The symptoms can be acute, but are often slow in developing. Commonly, these children are anemic, experience exercise limitations, and have shortness of breath (dyspnea). Other symptoms include low oxygen levels in the blood (hypoxemia), cough, and abnormal chest x-rays. Some children will cough up blood or bloody mucus, but this is not always seen because some children swallow the secretions.
Chest x-rays will show a ‘butterfly or batwing’ appearance of symmetric airspace opacities (lighter areas in the lung image) in most cases of alveolar hemorrhage, but some will have the opacities on one side or in an irregular pattern. A high-resolution CT scan is a more sensitive test that shows patchy ground-glass opacities and consolidation due to the blood filling up the air sacs. If the condition is chronic, septal thickening and nodular opacities can be seen. It can indicate capillaritis if small fluffy opacities are seen in the middle of the lobes around blood vessels. A biopsy is often used to confirm this diagnosis.

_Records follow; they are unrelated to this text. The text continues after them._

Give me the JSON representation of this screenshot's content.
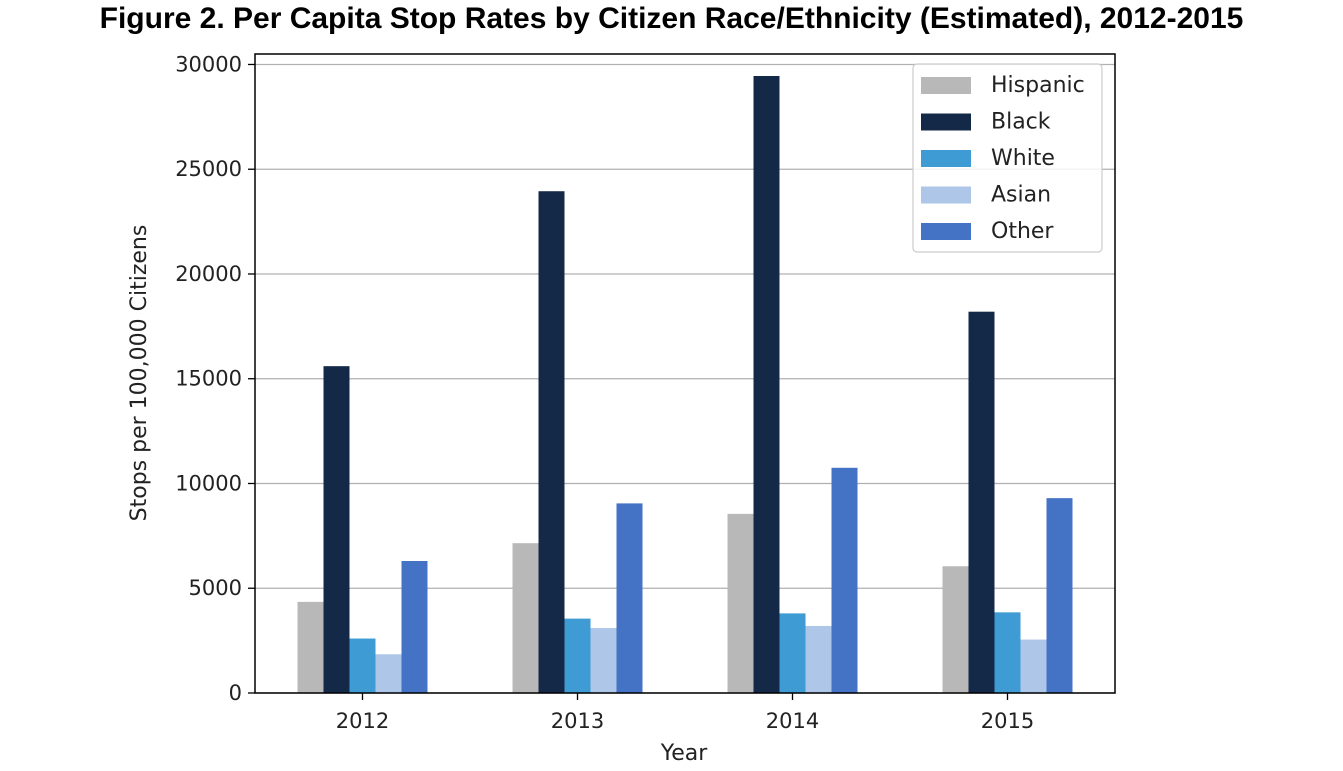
{
  "chart_data": {
    "type": "bar",
    "title": "Figure 2. Per Capita Stop Rates by Citizen Race/Ethnicity (Estimated), 2012-2015",
    "xlabel": "Year",
    "ylabel": "Stops per 100,000 Citizens",
    "categories": [
      "2012",
      "2013",
      "2014",
      "2015"
    ],
    "ylim": [
      0,
      30500
    ],
    "yticks": [
      0,
      5000,
      10000,
      15000,
      20000,
      25000,
      30000
    ],
    "grid": "horizontal",
    "legend_position": "top-right",
    "series": [
      {
        "name": "Hispanic",
        "color": "#b8b8b8",
        "values": [
          4350,
          7150,
          8550,
          6050
        ]
      },
      {
        "name": "Black",
        "color": "#142847",
        "values": [
          15600,
          23950,
          29450,
          18200
        ]
      },
      {
        "name": "White",
        "color": "#3e9bd4",
        "values": [
          2600,
          3550,
          3800,
          3850
        ]
      },
      {
        "name": "Asian",
        "color": "#aec6e8",
        "values": [
          1850,
          3100,
          3200,
          2550
        ]
      },
      {
        "name": "Other",
        "color": "#4472c4",
        "values": [
          6300,
          9050,
          10750,
          9300
        ]
      }
    ]
  }
}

Capillaritis is often associated with other vascular disorders including, but not limited to, Wegener’s granulomatosis, microscopic polyangiitis, and Goodpasture’s disease.
Pulmonary capillaritis must be treated aggressively. If left untreated, the inflammation causes damage and fibrosis of the lung tissue and is associated with high morbidity and mortality. The goal of the treatment is to cause remission of the symptoms. Current therapy includes high dose corticosteroids, cyclophasamide, and/or IV immunoglobulin. Once remission has been obtained, it is maintained with low-dose prednisone and either azathioprine or methotrexate, which suppress the immune system.
Historically, this diagnosis had a poor prognosis with mean survival of under 3 years. However, as treatments and our understanding improve, the survival rate has improved to over 80%.